The Viagra joke was obvious enough. The reunited Johnny Socko, taking the stage in its original lineup for the first time in 14 years, is having trouble getting it up these days, so a few minutes into the show, they passed around a bowl of little blue pills, using and abusing the elderly gentleman's wonder drug, sharing it with loyal audience members who were also edging into early middle age.
But the rest of it was inspired. Lead singer Michael Wiltrout, wearing a banana suit, rolling onto the stage in a Rascal to sing the opening lyrics to "The Girl from Ipanema" in a weak, octogenarian voice. Later giving away prizes - a staple of both Socko shows and gigs with his current band, The Leisure Kings - that ranged from Avon men's cologne to angel figurines. And of course, blowing fire - and please give credit to photographer Stephen Simonetto for staying alert, racing photographer-style, and getting a good shot of the fireball.
In all, Johnny Socko lived up to their reputation as a party band, while suggesting why they never quite made it during the prime era for ska-punk - a lack of truly memorable songs, perhaps too much fondness for klezmer and a shifting membership. After all, two of the genuine eccentrics in the band - Born Again Floozies bandleader Welch and Wiltrout - left well before Socko finally called it quits, leaving the band without quite the charisma or weirdness.
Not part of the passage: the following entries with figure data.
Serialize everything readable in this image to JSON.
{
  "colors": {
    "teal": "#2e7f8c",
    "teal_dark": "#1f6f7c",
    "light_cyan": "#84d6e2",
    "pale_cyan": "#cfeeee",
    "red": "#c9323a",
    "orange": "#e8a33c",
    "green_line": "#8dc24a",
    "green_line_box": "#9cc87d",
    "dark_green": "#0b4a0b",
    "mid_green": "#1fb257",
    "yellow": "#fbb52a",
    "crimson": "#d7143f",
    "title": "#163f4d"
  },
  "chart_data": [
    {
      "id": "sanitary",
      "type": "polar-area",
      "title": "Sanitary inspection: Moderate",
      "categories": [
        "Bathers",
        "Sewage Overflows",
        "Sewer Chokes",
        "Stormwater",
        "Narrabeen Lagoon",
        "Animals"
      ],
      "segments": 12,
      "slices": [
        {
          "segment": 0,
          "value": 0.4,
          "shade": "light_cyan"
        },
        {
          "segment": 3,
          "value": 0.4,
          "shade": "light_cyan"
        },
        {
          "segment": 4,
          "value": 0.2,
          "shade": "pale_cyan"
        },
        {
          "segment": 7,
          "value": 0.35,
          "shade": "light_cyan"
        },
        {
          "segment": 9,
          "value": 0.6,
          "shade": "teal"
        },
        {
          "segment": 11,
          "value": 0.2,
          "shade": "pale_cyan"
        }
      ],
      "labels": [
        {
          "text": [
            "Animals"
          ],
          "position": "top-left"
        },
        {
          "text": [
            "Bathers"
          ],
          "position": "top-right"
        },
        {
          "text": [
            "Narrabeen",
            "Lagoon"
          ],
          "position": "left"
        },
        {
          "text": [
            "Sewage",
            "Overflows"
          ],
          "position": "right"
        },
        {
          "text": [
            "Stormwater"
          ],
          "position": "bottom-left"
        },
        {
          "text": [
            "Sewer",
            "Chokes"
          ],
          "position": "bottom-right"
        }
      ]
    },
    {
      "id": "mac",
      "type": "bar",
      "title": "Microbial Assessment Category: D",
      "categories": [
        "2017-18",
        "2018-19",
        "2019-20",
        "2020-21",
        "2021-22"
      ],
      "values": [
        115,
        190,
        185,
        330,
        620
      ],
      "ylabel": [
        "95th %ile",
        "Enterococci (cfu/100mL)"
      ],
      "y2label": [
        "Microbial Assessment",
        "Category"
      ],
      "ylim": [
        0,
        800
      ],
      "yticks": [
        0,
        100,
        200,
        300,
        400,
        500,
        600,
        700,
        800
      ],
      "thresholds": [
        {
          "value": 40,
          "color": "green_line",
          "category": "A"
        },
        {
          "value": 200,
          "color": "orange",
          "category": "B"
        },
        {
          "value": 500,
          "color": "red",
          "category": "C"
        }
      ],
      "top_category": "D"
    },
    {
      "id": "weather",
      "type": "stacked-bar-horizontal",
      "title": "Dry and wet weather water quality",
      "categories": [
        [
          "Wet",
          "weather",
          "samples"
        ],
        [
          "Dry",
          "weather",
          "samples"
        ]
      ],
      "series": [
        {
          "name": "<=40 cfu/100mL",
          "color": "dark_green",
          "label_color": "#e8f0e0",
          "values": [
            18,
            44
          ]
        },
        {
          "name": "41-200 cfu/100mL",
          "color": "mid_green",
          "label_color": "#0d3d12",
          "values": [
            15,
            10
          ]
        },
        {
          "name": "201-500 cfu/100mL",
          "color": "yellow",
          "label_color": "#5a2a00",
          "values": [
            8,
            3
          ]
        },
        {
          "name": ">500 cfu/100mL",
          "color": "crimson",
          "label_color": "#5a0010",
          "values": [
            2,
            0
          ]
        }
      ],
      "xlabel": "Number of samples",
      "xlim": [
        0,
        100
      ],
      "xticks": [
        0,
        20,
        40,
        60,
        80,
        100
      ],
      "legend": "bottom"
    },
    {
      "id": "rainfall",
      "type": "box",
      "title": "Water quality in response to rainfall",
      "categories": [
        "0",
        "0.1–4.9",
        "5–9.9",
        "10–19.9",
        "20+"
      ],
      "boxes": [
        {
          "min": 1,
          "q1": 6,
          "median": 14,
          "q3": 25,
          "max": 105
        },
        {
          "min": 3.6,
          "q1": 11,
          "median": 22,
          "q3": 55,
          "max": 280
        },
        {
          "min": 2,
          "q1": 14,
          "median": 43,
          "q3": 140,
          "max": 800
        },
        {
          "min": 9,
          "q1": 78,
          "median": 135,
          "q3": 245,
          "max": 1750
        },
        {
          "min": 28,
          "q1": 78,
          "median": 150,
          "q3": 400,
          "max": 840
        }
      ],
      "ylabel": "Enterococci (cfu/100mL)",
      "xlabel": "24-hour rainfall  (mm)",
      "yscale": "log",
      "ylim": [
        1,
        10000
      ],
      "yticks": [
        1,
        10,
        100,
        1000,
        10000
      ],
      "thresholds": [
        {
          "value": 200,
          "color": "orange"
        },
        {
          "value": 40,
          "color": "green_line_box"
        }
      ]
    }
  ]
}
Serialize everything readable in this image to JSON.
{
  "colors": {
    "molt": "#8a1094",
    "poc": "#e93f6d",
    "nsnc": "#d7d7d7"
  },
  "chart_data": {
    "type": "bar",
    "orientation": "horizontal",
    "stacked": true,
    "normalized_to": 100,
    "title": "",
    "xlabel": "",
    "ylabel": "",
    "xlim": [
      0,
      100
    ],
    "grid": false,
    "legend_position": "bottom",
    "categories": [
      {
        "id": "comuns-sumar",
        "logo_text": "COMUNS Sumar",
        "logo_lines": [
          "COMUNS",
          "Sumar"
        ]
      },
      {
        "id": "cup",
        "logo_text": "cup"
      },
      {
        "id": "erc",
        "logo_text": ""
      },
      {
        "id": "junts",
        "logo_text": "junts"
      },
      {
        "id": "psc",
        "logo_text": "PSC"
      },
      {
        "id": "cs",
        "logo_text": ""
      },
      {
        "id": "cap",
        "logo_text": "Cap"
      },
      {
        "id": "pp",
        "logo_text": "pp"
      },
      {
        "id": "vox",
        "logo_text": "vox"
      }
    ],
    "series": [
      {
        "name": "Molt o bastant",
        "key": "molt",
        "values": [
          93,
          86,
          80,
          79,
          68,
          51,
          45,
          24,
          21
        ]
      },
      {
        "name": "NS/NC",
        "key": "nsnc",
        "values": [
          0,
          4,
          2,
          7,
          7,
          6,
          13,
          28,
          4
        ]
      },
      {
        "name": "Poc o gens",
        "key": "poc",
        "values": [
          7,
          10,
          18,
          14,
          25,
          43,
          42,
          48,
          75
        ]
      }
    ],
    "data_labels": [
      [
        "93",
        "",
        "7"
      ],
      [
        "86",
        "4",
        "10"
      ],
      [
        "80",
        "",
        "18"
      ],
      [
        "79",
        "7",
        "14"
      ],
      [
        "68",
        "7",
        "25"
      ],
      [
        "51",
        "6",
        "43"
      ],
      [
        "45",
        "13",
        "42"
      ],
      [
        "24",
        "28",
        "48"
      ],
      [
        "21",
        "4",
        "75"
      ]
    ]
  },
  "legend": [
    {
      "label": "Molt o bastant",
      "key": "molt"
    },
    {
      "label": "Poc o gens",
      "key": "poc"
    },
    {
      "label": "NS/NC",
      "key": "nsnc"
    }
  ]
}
But they also still had all the energy that made them a great party band, with a solid horn section that includes ESW leader Joshua Silbert on sax, an ability to range from funk to reggae to ska and back, and a few singalongs - "Bitch Stole My Hat," in particular - which the audience knew by heart. And even if they joked about their age, the band was still quite capable and energetic, perhaps credit to the fact that many members still remain active musicians. Of course, their sound is dated, ska having died a slow death of too many goofballs, and there being no place in music for even tongue-in-cheek reggae-style freestyles performed by very white men. But the show had to have been great fun for those that followed the band in its prime, and there have been worse periods for popular music than the one from which Socko sprouted - too much sophomoric humor is better than excessive moroseness, and I'll take Reel Big Fish over Candlebox and day.
Even if Socko plays a few more gigs, this reunion won't likely lead to new material. That's not the case for Mab Lab, which drummer Eric Brown says will be recording and performing throughout the rest of this year and the next. I'm curious to see what direction the band will take. Their performance Friday seemed divided into Kate Lamont's solo work and Mab Lab songs. Lamont's songs featured herself with bass and drums, and were more in the vein of a power ballad, if a quite pretty ballad - anything Lamont puts her brilliant, whistling voice to takes flight. But those tunes certainly didn't integrate the emcees in the band. It was only on older Mab Lab tracks that Mike Graves joined in, freestyling on the verses while Lamont sung out the choruses. The trouble is, for a band that labels itself trip-hop, Mab Lab's sound Friday night wasn't exceptionally trippy, just straightforward hip-hop and balladry. If Socko came together like they had never been apart, Mab Lab seemed like several talented musicians that just happened be on the same stage, and were largely doing their own thing.